NEW HAVEN, CT.- "What We Learned: The Yale Las Vegas Studio and the Work of Venturi Scott Brown & Associates" combines two independently organized exhibitions which feature the teaching, research, and design work of Robert Venturi and Denise Scott Brown at the
Yale School of Architecture Gallery through February 5, 2010.
The first exhibition, "The Yale Las Vegas Studio" is a traveling exhibition of over one hundred color photographs, several slide projections, and original materials from the 1968 studio at Yale which resulted in the seminal book, 'Learning From Las Vegas' (MIT Press, 1972) by Venturi, Scott Brown, and Steven Izenour. This exhibition was created by and originally presented by the Museum im Bellpark, Kriens, Switzerland, in 2008 by guest curator Martino Stierli and Hilar Stadler, its director.

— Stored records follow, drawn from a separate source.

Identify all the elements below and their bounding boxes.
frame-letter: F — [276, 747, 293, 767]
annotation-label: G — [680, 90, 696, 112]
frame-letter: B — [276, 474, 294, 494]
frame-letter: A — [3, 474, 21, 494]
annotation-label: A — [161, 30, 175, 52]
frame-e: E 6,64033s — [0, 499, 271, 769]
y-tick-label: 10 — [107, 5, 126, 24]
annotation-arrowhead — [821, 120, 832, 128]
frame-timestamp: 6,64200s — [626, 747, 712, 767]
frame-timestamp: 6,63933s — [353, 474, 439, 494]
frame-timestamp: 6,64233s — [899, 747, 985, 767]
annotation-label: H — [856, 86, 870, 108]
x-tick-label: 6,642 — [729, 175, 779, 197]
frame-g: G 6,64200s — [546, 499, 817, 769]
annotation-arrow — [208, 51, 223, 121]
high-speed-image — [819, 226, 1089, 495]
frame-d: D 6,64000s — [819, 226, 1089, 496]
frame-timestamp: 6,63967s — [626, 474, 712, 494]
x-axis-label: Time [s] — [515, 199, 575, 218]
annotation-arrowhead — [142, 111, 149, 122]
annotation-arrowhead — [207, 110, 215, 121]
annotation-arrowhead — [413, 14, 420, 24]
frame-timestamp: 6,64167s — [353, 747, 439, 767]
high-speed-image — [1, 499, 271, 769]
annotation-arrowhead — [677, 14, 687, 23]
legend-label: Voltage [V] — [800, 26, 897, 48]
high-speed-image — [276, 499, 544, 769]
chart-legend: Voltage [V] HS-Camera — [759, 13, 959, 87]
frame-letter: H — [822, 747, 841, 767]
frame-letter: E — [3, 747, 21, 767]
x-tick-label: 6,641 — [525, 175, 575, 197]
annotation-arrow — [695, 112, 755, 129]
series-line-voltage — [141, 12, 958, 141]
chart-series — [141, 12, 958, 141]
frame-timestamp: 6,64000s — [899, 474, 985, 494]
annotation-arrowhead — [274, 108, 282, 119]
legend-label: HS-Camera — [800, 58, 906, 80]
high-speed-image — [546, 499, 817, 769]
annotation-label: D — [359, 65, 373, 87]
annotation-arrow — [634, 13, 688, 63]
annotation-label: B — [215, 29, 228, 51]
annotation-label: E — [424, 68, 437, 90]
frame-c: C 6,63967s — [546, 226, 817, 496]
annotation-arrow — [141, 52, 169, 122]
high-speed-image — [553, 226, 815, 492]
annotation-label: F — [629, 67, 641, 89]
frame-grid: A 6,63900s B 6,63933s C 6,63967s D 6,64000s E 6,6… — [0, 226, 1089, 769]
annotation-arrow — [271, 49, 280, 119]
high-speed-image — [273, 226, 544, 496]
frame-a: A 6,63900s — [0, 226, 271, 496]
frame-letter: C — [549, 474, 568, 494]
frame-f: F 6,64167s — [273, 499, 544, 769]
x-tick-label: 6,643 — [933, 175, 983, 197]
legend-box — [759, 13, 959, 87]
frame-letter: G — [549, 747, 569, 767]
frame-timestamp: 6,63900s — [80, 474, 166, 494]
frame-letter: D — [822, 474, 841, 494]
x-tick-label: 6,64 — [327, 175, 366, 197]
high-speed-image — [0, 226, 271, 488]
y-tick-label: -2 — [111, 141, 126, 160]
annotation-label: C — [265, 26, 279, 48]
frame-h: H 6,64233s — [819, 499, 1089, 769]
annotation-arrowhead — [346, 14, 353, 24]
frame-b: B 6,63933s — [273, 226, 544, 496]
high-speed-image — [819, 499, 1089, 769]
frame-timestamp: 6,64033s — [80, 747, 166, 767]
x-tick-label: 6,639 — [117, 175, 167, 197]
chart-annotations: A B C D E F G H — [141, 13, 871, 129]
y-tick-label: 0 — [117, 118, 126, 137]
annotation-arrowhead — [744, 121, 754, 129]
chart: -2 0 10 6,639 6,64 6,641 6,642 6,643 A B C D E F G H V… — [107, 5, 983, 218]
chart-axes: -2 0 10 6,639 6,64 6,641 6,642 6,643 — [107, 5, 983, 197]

With materials on loan from Venturi, Scott Brown and the University of Pennsylvania Design Archives, This show will offers an unvarnished look at the research data accumulated by Venturi, Scott Brown and the 13 Yale graduate architecture students who accompanied them on the legendary research expedition which documented the Las Vegas Stripa revealing analysis of the prevalence of the ugly and the ordinary in the North American landscape over 40 years ago. Salient for implementing photography, mapping, and cinematic footage as techniques useful to architectural design, these research methods and critique of modern architecture was made famous by the international publication of their book. Multiple editions of 'Learning from Las Vegas' in English and foreign languages are featured in this show. Prior to coming to Yale, the 'Las Vegas Studio' was displayed at the Deutsches Architekturmuseum, Frankfurt from April to August 2009. As a result of their research and teaching, Venturi and Scott Browns architectural work represents a vanguard shift from the late modernism of the 1960s and early 1970s through the work.

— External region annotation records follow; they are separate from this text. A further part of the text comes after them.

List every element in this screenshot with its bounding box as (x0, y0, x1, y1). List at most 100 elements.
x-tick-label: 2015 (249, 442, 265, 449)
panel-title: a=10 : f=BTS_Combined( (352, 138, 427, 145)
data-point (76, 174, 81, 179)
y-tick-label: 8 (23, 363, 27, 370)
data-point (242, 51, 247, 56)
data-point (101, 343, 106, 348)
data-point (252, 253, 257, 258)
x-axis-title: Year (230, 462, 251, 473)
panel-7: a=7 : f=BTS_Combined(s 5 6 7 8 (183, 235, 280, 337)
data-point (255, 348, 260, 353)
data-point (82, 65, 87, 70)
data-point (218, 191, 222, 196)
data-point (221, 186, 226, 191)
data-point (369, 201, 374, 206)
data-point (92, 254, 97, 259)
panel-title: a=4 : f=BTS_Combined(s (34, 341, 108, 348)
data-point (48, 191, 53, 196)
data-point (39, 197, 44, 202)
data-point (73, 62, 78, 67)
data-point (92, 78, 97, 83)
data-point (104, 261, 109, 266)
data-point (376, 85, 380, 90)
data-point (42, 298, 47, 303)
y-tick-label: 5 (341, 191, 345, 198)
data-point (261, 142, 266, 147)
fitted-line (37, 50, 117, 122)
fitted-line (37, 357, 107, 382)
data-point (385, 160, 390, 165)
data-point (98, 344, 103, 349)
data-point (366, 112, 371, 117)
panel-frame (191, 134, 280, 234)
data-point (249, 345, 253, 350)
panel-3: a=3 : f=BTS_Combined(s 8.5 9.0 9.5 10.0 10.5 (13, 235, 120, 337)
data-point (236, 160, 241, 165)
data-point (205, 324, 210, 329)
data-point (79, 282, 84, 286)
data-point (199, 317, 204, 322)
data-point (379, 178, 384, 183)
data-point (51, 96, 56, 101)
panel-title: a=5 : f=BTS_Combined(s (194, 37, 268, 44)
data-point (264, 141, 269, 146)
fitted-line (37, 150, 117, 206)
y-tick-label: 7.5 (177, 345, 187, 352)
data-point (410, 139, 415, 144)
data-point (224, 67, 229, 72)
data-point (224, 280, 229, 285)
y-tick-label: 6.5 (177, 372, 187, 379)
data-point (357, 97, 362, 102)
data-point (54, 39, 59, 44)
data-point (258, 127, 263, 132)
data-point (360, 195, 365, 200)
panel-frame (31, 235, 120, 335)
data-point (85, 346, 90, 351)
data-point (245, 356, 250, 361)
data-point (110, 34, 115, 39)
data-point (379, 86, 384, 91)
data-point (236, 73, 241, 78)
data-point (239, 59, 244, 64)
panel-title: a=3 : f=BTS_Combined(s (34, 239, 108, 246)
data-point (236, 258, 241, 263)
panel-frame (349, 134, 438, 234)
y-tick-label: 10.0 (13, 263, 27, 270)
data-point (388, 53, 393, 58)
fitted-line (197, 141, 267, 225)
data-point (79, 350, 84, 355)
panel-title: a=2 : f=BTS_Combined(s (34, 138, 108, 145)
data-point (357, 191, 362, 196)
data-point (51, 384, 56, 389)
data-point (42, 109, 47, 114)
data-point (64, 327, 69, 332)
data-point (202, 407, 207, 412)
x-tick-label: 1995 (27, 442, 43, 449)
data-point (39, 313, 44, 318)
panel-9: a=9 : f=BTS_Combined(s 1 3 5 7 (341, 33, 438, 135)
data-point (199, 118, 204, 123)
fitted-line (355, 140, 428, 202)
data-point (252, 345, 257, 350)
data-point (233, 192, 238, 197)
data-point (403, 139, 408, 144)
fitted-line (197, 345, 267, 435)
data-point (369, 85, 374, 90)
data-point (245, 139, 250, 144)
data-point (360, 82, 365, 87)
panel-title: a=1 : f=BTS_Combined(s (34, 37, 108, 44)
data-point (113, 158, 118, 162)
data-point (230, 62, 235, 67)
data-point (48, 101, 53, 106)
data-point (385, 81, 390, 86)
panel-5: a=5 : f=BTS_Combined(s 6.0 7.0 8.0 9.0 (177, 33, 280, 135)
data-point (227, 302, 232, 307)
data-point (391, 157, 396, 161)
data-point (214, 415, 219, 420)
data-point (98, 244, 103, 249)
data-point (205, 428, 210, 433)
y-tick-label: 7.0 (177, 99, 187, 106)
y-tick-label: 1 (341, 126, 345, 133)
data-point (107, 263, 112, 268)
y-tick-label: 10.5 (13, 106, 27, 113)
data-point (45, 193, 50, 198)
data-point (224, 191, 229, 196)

The second exhibition, "What We Learned", is curated and designed by Dean Sakamoto (MED 98), with David Sadighian (MED 10), focuses on Venturi and Scott Browns critical contributions towards the making and understanding of the late 20th-century and present day urban landscape. This original thematic three-dimensional display of selected work of their Philadelphia-based firm, Venturi Scott Brown and Associates (VSBA), reappraises key ideas manifested from the mid-1960s through today.
The installation is organized around five themes: Context, Mannerism, Communication, Automobile City, and Urban Research. This exhibition, more of a concept-based installation than retrospective, is a richly layered collage of framed original drawings, blow-ups of photos of buildings, props from previous exhibitions, theoretical texts by the architects, publications, posters, furniture, and decorative arts by the architects. Developed through conversations with Venturi, Scott Brown, and their partners Dan McCoubrey, Jaime Kolker, and Nancy Trainer with the assistance of John Izenour, this show features fragments from early buildings such as the Vanna Venturi House, Philadelphia (1964); NFL Hall of Fame Project, New Brunswick (1967); Yale Mathematics Building Competition Project (1970); Dixwell Fire Station, New Haven (1974); Franklin Court, Philadelphia (1976); Best Showroom, Langhorn (1978); Gordon Wu Hall, Princeton University (1980); National Gallery, Sainsbury Wing, London (1991); Nikko Kirifuri Resort, Japan (1997); and the Provincial Capitol Building, Toulouse, France (1999).